For communication with the QEMU monitor we implement a class QemuMonitor
.
We can use socket
to connect to a UNIX socket. I am new to socket
programming, so this might not be the best code, but it should work for
the current use case and we can re-iterate on it.
import json
from pathlib import Path
import socket
from typing import Any
class QemuMonitor:
def __init__(self, socket_file: Path):
# TODO: It's not really nice that we use the file object
# to read lines and the socket to write
self.sock = socket.socket(socket.AF_UNIX, socket.SOCK_STREAM)
self.sock.connect(str(socket_file))
self.f = self.sock.makefile('rw')
# Initialize connection immediately
self._initialize()
def execute(self, command: str) -> Any:
json_line = json.dumps({'execute': command}) + '\n'
self.sock.sendall(json_line.encode('utf-8'))
return json.loads(self.f.readline())
def _initialize(self):
# Read the capabilities
self.f.readline()
# Acknowledge the QMP capability negotiation
self.execute('qmp_capabilities')
The QemuMonitor
can now be used to send commands when we want to issue the
shutdown of a VM:
def stop_vm(options: Dict[str, Any]) -> Dict[str, str]:
# ...
kill_flag = bool(options.get('kill', False))
stop_status = 'killed' if kill_flag else 'stopped'
# ...
if not execution.systemd_unit_exists(unit_name):
# ...
else:
execution.disable_systemd_unit(unit_name)
if kill_flag:
execution.stop_systemd_unit(unit_name)
else:
qemu_socket = qemu_socket_monitor(vm_id)
qm = qemu.QemuMonitor(qemu_socket)
qm.execute('system_powerdown')
response = {
'status': stop_status,
'vm-id': vm_id,
}
return response
For the deletion of a VM we will keep a kill behaviour, because it needs to
be able to delete the VM resources.
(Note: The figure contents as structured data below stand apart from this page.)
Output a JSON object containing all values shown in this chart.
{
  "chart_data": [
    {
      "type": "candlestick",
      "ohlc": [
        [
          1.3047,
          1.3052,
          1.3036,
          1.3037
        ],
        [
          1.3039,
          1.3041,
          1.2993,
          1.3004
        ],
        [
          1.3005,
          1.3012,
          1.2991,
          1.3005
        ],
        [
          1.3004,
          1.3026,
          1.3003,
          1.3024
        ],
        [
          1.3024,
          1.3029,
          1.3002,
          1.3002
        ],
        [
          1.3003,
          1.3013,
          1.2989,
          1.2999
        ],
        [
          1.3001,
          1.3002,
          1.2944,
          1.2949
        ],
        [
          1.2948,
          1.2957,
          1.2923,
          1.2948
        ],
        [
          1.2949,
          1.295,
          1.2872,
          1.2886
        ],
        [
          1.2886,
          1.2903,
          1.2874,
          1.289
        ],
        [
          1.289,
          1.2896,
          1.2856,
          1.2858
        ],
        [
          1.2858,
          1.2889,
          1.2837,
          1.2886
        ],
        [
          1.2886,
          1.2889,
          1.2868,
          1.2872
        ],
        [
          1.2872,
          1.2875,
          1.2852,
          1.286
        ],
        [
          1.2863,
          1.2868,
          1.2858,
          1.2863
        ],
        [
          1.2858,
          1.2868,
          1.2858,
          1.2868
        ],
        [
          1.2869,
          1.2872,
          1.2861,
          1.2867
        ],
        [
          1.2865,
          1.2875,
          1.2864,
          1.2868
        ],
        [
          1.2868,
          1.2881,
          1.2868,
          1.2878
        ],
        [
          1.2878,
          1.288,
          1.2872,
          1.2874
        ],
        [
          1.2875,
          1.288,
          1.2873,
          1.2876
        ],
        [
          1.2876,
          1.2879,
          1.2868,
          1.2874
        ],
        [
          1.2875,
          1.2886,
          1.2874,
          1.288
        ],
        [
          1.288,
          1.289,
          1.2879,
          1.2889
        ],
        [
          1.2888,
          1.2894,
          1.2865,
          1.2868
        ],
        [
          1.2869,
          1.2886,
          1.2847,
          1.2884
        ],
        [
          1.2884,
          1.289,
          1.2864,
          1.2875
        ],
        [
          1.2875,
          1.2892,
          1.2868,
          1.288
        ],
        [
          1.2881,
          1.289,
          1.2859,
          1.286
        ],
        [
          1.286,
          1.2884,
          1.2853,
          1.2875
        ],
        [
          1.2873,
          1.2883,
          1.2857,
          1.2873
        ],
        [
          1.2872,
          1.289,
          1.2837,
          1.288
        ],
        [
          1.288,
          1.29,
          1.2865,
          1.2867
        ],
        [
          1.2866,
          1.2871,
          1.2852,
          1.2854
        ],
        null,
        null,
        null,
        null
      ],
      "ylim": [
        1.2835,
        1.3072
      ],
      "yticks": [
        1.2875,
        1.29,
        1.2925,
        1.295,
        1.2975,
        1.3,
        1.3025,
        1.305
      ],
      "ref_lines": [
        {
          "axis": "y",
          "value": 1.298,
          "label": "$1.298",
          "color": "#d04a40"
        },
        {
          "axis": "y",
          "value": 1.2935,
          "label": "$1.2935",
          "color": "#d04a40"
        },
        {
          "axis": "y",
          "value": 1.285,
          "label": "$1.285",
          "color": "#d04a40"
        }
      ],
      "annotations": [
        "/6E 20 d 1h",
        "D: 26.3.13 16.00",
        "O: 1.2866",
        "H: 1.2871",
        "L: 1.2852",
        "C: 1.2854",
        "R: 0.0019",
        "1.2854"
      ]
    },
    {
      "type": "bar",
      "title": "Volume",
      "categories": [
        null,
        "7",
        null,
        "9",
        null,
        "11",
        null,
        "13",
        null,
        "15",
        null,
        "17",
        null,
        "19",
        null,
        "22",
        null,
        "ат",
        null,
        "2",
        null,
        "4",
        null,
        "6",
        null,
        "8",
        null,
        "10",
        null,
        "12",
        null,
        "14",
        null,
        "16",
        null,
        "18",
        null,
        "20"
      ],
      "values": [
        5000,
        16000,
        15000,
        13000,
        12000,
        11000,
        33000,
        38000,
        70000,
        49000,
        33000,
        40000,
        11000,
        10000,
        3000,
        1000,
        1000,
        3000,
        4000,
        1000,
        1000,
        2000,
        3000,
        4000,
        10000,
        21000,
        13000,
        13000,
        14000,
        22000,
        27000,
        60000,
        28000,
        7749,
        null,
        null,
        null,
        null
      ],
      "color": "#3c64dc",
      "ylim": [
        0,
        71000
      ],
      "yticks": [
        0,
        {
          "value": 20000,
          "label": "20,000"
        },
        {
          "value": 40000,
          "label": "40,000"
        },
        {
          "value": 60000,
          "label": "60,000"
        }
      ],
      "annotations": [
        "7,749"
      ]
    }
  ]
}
If a user wants to gracefully stop and
delete a VM, they have to do this in two steps: First issue stop-vm
command
and then issue a delete-vm
command.
def delete_vm(options: Dict[str, Any]) -> Dict[str, str]:
try:
vm_id = options['vm-id']
except KeyError:
raise ValueError('VM ID not specified')
# force kill stop when a VM is deleted
options['kill'] = True
stop_vm(options)
# ...
Finally, we have to adjust the client to allow setting the kill flag:
# ...
stop_vm_parser = subparsers.add_parser('stop-vm')
stop_vm_parser.add_argument(
'--vm-id', dest='vm_id', help='ID of the VM to stop', required=True)
stop_vm_parser.add_argument(
'--kill', dest='kill', action='store_true', default=False,
help='Kill the VM immediately, no graceful shutdown')
# ...
if args.subparser_name == 'list-vms':
# ...
elif args.subparser_name == 'stop-vm':
response_expected = True
data = {
'command': args.subparser_name,
'options': {
'vm-id': args.vm_id,
'kill': args.kill,
}
}
elif args.subparser_name in ['start-vm', 'delete-vm']:
response_expected = True
data = {
'command': args.subparser_name,
'options': {
'vm-id': args.vm_id,
}
}
Now, we can - with some limitations - gracefully shutdown our VMs. There are
still some possible improvements, for example system_powerdown
does not work
when the host is still booting. I assume some operating systems might already
listen to shutdown commands in this phase, mine did not. We must also expect
that some VMs will not listen to the command at all. Thus, in the future
we should kill VMs that do not shutdown gracefully after a short amount of
time.
Another option for graceful shutdown would be
using the QEMU Guest Agent
with the command guest-shutdown
. However, this requires the Guest Agent
to be running inside the VM. For now, I will try to do as much as possible
without the Guest Agent, even if solutions might not be 100% perfect. We will
maybe revisit the Guest Agent at some point in the future when we’re trying
to fetch IP addresses of VMs (libvirt can show the IPs of VMs
with it’s internal DHCP server or with the Guest Agent).